We spoke about the beatification of Burnham by his revisionist acolytes – some like Kissoon and Harripaul, newly converted by the opportunism of “the enemy of my enemy is my saint”! The common enemy – need one say – is the PPP. Well, it appears as we were writing our piece, Burnham’s hand-picked successor, Desmond Hoyte was also being canonised – by former head of the reform, Stanley Ming.
It would appear that these fellows would leave no stone unturned in justifying their dancing with the devil.
Who was Desmond Hoyte? In 1967, he was Burnham’s point man on the Elections Commission that introduced rigging into Guyana. You wouldn’t hear about that from Ming.
Hoyte was rewarded with the strategic post of Minister of Home Affairs in 1969. Ming talks about Hoyte reforming Guyana’s economy in 1989, but disingenuously omitted that it was Hoyte, as Finance Minister between 1970 and 1972, who oversaw the disastrous experiment into co-operative socialism that ravaged our economy.
So we should praise Hoyte for accepting the 1989 IMF programme when he had plunged us into the mess to begin with? So what about the fact that in 1985, Hoyte rigged the elections to give himself a majority greater than anything Burnham had ever dared attempt? There’s all this talk about him being the ‘great democrat’ for ‘accepting the 1992 elections results’! He had no choice! The USSR had fallen. The Americans had no problems with Jagan then. They just pulled the rug from under the PNC. Carter delivered the news first hand.

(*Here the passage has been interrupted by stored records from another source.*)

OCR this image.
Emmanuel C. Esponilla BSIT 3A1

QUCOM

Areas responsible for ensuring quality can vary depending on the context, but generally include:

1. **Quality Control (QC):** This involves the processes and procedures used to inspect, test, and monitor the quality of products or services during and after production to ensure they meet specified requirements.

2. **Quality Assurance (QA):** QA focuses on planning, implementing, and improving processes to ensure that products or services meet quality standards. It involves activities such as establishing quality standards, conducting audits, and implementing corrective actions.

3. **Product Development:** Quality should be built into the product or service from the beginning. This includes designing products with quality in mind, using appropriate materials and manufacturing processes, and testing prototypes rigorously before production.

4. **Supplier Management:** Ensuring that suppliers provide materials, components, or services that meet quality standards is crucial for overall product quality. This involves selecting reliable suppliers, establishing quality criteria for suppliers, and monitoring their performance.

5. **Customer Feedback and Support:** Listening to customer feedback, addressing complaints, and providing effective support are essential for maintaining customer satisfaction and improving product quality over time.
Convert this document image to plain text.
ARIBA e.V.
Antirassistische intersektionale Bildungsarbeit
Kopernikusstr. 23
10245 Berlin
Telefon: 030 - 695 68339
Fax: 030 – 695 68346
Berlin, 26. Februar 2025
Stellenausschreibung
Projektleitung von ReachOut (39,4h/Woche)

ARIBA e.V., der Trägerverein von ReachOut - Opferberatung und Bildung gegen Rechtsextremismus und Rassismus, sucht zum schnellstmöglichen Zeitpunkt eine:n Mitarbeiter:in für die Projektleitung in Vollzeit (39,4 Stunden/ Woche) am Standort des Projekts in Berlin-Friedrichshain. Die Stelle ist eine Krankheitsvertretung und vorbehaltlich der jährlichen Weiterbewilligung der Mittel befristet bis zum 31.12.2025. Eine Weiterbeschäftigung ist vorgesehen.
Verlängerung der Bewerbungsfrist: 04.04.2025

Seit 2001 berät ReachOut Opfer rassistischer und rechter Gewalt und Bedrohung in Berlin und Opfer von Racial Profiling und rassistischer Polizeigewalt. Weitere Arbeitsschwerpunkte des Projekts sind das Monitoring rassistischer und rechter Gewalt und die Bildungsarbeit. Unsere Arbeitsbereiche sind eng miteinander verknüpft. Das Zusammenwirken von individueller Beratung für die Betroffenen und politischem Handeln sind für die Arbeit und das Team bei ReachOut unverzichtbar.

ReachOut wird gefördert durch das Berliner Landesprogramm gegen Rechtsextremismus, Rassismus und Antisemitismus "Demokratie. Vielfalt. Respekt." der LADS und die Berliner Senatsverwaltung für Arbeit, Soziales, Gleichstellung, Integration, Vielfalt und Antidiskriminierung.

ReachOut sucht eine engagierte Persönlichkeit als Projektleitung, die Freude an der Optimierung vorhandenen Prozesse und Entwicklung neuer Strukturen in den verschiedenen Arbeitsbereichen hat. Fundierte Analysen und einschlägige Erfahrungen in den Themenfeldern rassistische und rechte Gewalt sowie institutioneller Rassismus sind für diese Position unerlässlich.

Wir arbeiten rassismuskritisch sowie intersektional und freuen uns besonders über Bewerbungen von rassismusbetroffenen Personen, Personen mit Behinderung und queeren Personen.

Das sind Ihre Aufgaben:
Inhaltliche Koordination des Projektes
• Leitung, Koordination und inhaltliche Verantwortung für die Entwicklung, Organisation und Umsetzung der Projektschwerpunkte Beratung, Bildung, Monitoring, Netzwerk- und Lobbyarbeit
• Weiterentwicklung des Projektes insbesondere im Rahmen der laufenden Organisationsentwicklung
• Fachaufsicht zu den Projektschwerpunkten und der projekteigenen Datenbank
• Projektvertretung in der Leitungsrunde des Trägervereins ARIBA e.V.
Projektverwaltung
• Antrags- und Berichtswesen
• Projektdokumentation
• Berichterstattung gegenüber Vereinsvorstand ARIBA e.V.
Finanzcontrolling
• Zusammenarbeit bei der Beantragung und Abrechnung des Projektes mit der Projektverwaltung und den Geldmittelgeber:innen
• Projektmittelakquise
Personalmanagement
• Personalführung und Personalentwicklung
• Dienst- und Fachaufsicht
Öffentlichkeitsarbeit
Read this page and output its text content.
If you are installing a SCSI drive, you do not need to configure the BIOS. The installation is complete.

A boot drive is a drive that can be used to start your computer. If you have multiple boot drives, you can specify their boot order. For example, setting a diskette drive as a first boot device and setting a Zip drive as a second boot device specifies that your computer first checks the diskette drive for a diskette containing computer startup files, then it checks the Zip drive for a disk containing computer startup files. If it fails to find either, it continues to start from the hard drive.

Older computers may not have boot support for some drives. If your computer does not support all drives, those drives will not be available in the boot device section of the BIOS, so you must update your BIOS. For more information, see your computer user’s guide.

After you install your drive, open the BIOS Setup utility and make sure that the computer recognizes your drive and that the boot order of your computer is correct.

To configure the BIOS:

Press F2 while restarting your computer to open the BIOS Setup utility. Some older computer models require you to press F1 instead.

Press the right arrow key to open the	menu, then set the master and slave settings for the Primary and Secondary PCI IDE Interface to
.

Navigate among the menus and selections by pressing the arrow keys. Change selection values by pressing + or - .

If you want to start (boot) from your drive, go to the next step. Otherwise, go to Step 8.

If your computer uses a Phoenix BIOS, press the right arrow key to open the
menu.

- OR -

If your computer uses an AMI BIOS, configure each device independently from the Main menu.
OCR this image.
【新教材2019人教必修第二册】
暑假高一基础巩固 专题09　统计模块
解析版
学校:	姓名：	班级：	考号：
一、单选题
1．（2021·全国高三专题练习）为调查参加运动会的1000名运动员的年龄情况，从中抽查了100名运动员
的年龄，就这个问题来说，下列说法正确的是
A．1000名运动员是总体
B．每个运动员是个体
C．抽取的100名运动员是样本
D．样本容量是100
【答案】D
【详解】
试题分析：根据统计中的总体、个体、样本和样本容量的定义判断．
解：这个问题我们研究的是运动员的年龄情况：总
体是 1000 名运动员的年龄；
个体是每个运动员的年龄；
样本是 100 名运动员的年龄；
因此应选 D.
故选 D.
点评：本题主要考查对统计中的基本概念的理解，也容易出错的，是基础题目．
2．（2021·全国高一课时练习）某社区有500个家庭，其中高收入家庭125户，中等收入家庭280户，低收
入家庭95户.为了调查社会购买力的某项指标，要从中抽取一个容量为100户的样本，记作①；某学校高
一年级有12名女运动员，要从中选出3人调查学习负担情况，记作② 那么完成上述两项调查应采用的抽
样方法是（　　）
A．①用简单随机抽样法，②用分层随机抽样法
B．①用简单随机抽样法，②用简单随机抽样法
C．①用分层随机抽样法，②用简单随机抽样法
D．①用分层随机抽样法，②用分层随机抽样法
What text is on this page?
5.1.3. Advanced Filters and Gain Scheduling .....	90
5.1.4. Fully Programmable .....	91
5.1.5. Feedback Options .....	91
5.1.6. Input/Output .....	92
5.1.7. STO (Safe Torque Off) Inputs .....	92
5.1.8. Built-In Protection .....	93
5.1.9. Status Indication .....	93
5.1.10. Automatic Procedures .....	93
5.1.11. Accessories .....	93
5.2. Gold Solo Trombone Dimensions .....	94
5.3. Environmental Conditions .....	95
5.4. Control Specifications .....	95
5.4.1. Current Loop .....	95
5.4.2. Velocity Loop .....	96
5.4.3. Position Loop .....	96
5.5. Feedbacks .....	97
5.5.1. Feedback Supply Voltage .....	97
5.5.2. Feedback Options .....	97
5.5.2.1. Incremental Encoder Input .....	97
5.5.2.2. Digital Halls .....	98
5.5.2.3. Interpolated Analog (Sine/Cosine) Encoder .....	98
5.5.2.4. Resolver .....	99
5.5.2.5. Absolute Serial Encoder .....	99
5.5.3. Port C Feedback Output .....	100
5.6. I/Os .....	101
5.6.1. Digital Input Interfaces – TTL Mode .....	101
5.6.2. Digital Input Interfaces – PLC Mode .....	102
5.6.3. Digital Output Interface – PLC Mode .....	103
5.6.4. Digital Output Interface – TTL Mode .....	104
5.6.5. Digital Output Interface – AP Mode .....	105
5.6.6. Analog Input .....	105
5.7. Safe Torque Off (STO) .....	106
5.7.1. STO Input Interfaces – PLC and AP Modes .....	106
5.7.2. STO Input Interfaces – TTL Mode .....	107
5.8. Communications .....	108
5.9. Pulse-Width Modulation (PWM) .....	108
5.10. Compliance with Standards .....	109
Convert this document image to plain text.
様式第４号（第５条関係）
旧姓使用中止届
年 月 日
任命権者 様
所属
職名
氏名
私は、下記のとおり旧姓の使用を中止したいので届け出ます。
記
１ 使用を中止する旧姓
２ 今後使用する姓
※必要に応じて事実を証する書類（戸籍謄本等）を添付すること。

And directly out of office, he paid back Jagan’s no witch-hunting, no recrimination policy towards the PNC by declaring the PPP had started “ethnic cleansing”. He unleashed protests and riots in the streets of a burning Georgetown after the 1997 elections. People forget that Andrew Douglas was a lieutenant of the criminal Blackie London whose coffin Hoyte draped with Guyana’s flag.
Just recently Kissoon (approvingly) reminded us of Hoyte’s “mo fyah, slow fyah” strategy that nearly tore the country apart. And for all of this he’s a ‘saviour’ and a ‘saint’? There are none so blind as those who would not see!
APNU grandstanding
PNC’s Debbie Backer issued a torrid criticism – as opposed to a critique expected from a member of the bar – on Justice Chang’s ruling. On the question of allegations of rape and as to the best way to deal with it, we thought PNC leader Corbin might have more expertise in the matter?